2014, La Documentation française   ―Collection : " Histoire et Mémoire " n° 3  328 pages, 19 €

ISBN : 978-2-11-009547-3  Réf. : 9782110095473

 

En 2009 a été fondé l'ICRAC (International Committee for robot arms control) qui se donne pour mission de lutter contre le danger que représentent les robots militaires pour la paix et la sécurité internationale des civils en temps de guerre.

Human Rights Watch, membre fondateur (en avril 2013) et coordinateur de la “Campagne pour interdire les robots tueurs”, coalition internationale de 51 organisations non gouvernementales, a été soutenu le 12 mai 2014, par l’Appel de 20 lauréats du prix Nobel à une interdiction préventive de l’élaboration, de la production et de l’utilisation des armes entièrement autonomes. [34]

 

Nous ne sommes donc pas les seuls inquiets de cette nouvelle épée de Damoclès que l’industrie réclame indirectement.

Même le Saint-Siège, représenté par Mgr Tomasi, a rappelé sa mise en garde contre les drones de combat dans ce nouveau contexte d’autonomie technologique possible :

« Les machines « ne peuvent pas remplacer l’homme dans les décisions de vie et de mort » et a exprimé les « profondes préoccupations » du Saint-Siège sur « l’utilisation de drones qui peuvent aller au-delà des capacités de surveillance ou de renseignement en visant effectivement des cibles humaines » durant la guerre.

« Alors que dans de nombreux domaines, la technologie autonome peut s’avérer bénéfique pour l’humanité, la question de l’autonomie des armes est tout à fait distincte » : elle met une machine « en position de décider de la vie et de la mort », a-t-il souligné.

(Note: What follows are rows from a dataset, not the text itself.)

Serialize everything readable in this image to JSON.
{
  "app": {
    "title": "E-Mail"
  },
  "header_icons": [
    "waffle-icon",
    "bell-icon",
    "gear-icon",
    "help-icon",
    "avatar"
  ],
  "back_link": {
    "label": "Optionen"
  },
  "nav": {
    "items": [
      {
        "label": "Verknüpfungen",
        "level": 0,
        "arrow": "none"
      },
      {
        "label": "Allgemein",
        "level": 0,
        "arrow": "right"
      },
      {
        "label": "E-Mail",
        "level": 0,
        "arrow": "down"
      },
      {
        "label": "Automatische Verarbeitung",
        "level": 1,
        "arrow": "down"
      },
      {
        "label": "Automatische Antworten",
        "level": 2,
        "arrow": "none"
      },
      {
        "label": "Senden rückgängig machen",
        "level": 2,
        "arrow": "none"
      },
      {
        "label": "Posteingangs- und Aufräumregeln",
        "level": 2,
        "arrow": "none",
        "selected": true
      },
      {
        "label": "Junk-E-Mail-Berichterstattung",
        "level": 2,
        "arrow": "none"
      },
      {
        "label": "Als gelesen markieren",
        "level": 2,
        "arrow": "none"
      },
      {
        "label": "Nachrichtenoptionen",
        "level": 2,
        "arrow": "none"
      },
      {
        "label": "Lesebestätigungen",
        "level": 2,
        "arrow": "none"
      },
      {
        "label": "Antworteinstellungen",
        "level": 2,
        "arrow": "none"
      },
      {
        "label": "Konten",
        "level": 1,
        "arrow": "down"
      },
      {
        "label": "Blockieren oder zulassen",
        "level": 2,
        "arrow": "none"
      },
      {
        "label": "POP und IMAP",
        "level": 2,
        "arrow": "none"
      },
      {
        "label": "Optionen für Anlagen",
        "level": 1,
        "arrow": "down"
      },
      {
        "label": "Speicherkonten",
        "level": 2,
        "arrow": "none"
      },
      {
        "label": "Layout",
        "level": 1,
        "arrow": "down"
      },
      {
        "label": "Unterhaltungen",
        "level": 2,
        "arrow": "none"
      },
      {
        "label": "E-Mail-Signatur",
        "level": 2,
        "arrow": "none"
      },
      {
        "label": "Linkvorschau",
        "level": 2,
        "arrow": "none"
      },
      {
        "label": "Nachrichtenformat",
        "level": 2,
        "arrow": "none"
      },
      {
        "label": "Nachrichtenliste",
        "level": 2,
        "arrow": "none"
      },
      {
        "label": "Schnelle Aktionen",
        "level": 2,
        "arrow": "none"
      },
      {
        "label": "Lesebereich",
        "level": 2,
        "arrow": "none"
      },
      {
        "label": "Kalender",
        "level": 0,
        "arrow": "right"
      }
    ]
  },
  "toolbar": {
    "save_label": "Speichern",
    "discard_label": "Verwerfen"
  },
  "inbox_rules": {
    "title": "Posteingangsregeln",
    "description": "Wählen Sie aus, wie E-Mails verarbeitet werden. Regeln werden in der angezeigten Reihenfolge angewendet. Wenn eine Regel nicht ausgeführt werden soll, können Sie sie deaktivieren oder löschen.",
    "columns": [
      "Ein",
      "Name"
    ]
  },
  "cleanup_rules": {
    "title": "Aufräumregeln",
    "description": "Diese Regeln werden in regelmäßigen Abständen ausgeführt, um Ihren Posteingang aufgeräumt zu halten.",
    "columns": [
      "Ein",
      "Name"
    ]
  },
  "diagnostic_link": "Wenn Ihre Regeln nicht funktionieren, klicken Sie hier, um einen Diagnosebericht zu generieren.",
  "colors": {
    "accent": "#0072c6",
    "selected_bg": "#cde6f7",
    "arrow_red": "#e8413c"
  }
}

« L’intervention humaine significative est absolument essentielle dans les décisions affectant la vie et la mort d’êtres humains », a-t-il affirmé : en effet, « les systèmes d’armes autonomes ne pourront jamais remplacer la capacité humaine de raisonnement moral ». [35]

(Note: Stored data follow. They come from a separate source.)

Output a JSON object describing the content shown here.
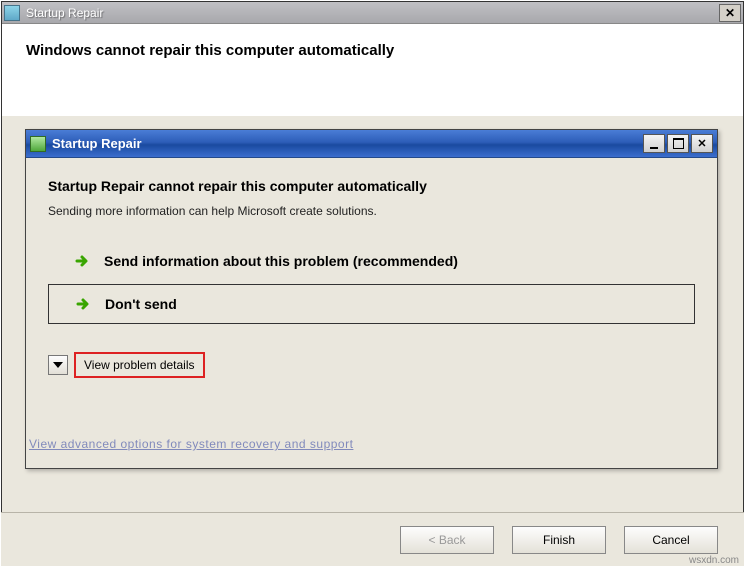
{
  "outer": {
    "title": "Startup Repair",
    "heading": "Windows cannot repair this computer automatically"
  },
  "inner": {
    "title": "Startup Repair",
    "heading": "Startup Repair cannot repair this computer automatically",
    "subtext": "Sending more information can help Microsoft create solutions.",
    "options": {
      "send": "Send information about this problem (recommended)",
      "dont_send": "Don't send"
    },
    "details_label": "View problem details"
  },
  "faint_link": "View advanced options for system recovery and support",
  "footer": {
    "back": "< Back",
    "finish": "Finish",
    "cancel": "Cancel"
  },
  "watermark": "wsxdn.com"
}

Il semble que le Vatican ait même cherché à anticiper les modifications possibles du droit international en affichant ce cadrage législatif, au-delà de ce que les “roboéthiciens” tels Arkin souhaitent faire accepter :

« Les machines, même « bien programmées avec des algorithmes sophistiqués pour prendre des décisions sur le champ de bataille dans le respect du Droit international humanitaire (D.I.H.), ne peuvent pas remplacer l’homme dans les décisions de vie et de mort ».

Cette technologie « rend la guerre trop facile » en éliminant sa dépendance aux soldats.

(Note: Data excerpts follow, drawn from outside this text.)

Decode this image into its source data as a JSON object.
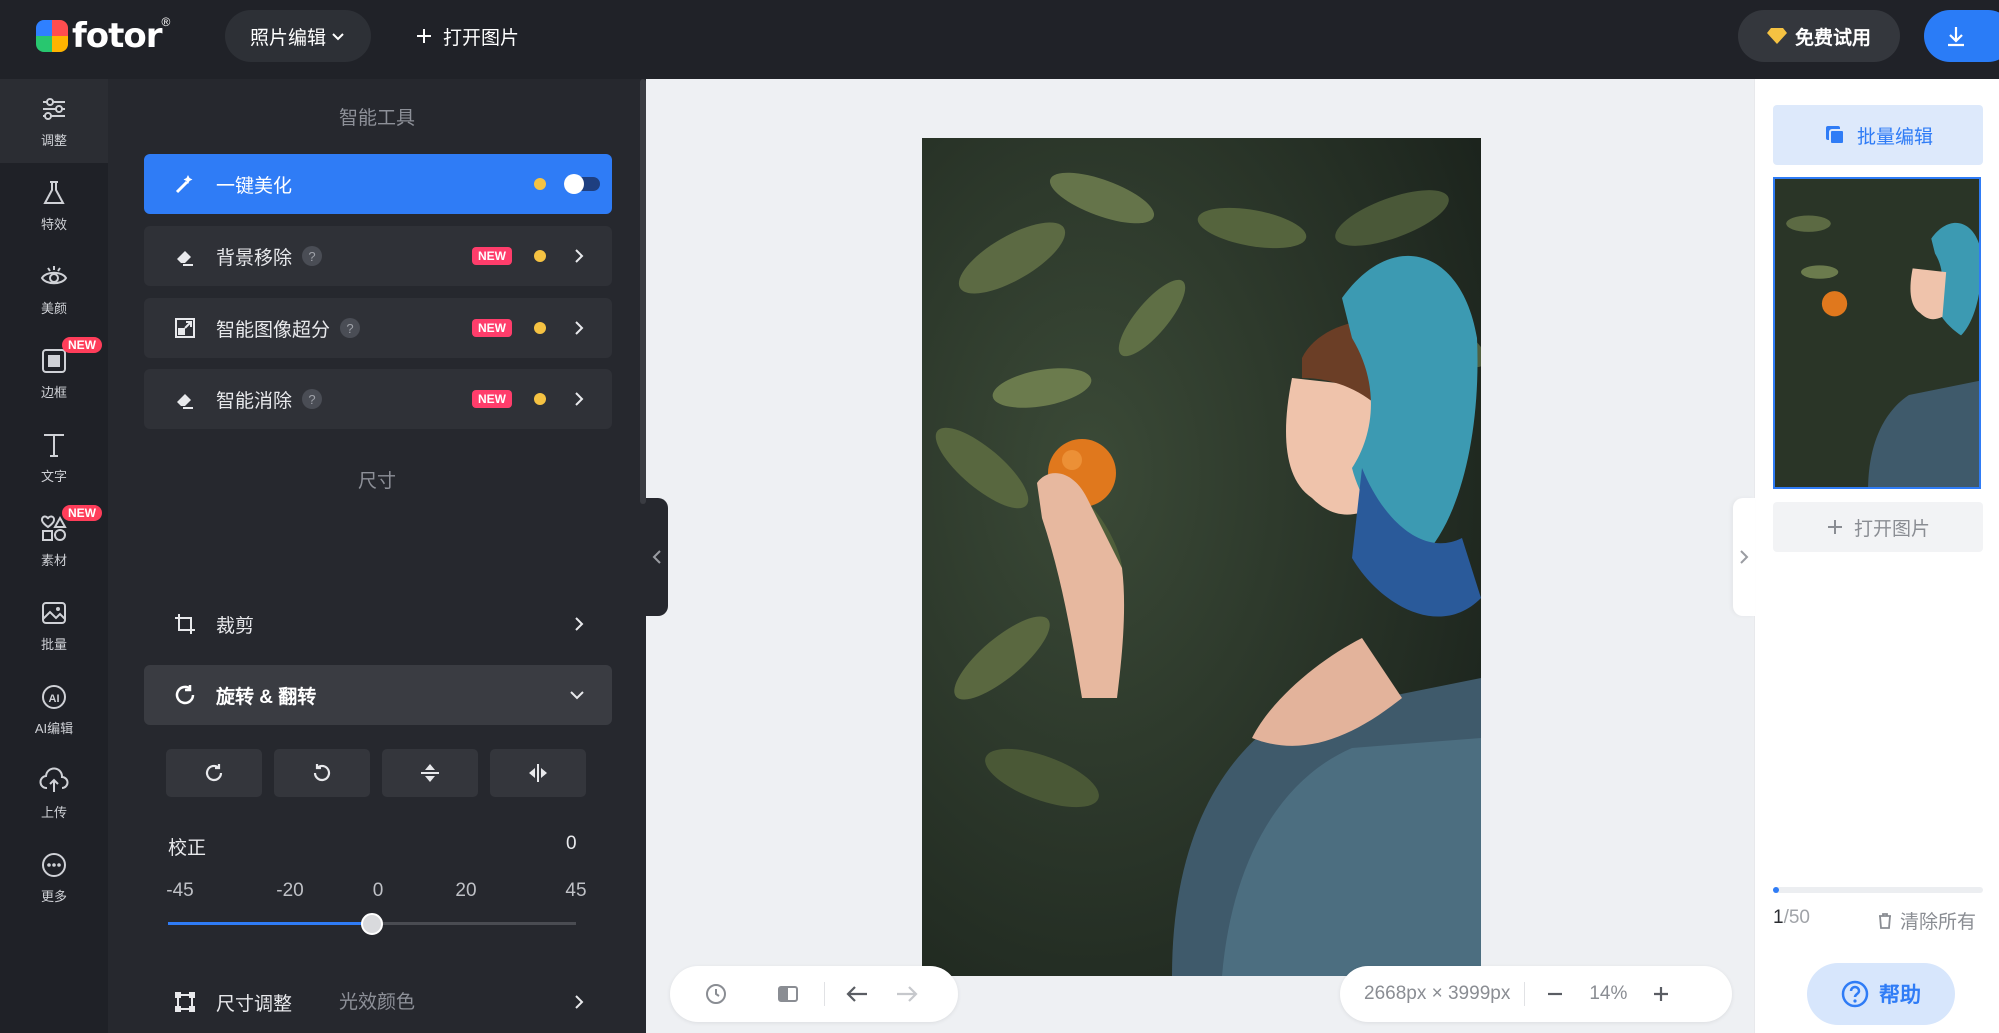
{
  "brand": {
    "name": "fotor",
    "reg": "®"
  },
  "topbar": {
    "mode_label": "照片编辑",
    "open_label": "打开图片",
    "trial_label": "免费试用"
  },
  "rail": [
    {
      "label": "调整",
      "icon": "sliders-icon",
      "active": true
    },
    {
      "label": "特效",
      "icon": "flask-icon"
    },
    {
      "label": "美颜",
      "icon": "eye-icon"
    },
    {
      "label": "边框",
      "icon": "frame-icon",
      "badge": "NEW"
    },
    {
      "label": "文字",
      "icon": "text-icon"
    },
    {
      "label": "素材",
      "icon": "shapes-icon",
      "badge": "NEW"
    },
    {
      "label": "批量",
      "icon": "batch-icon"
    },
    {
      "label": "AI编辑",
      "icon": "ai-icon"
    },
    {
      "label": "上传",
      "icon": "upload-icon"
    },
    {
      "label": "更多",
      "icon": "more-icon"
    }
  ],
  "panel": {
    "smart_tools_title": "智能工具",
    "size_title": "尺寸",
    "light_color_title": "光效颜色",
    "tools": [
      {
        "label": "一键美化",
        "icon": "magic-wand-icon"
      },
      {
        "label": "背景移除",
        "icon": "eraser-icon",
        "badge": "NEW"
      },
      {
        "label": "智能图像超分",
        "icon": "upscale-icon",
        "badge": "NEW"
      },
      {
        "label": "智能消除",
        "icon": "eraser-icon",
        "badge": "NEW"
      }
    ],
    "crop_label": "裁剪",
    "rotate_label": "旋转 & 翻转",
    "straighten_label": "校正",
    "straighten_value": "0",
    "slider_ticks": [
      "-45",
      "-20",
      "0",
      "20",
      "45"
    ],
    "slider_value_fraction": 0.5,
    "resize_label": "尺寸调整"
  },
  "canvas": {
    "dimensions": "2668px × 3999px",
    "zoom": "14%"
  },
  "right": {
    "batch_label": "批量编辑",
    "open_label": "打开图片",
    "count_current": "1",
    "count_total": "/50",
    "progress_fraction": 0.02,
    "clear_label": "清除所有",
    "help_label": "帮助"
  },
  "colors": {
    "accent": "#2f7cf6",
    "new_badge": "#ff3d6b",
    "dot": "#f5c242"
  }
}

Elle crée aussi « un vide de responsabilité face aux violations du droit international »   a-t-il mis en garde Mgr Tomasi.

 

La préoccupation de l’Église chrétienne est grave - cri de détresse allégorique, peur apocalyptique -« Le spectre de la prolifération des drones », poussée dans l’urgence décrite comme une accélération atterrante :

 

Pour le Saint-Siège, « il est impératif d'agir avant que la technologie des systèmes d'armes autonomes ne progresse et ne prolifère » :

 « Les êtres humains ne doivent pas être mis hors de la boucle sur les décisions concernant la vie et la mort d'autres êtres humains. »

 

Rappelons-nous aussi 1793 : quand la guillotine a commencé à fonctionner, la force a manqué pour l’arrêter.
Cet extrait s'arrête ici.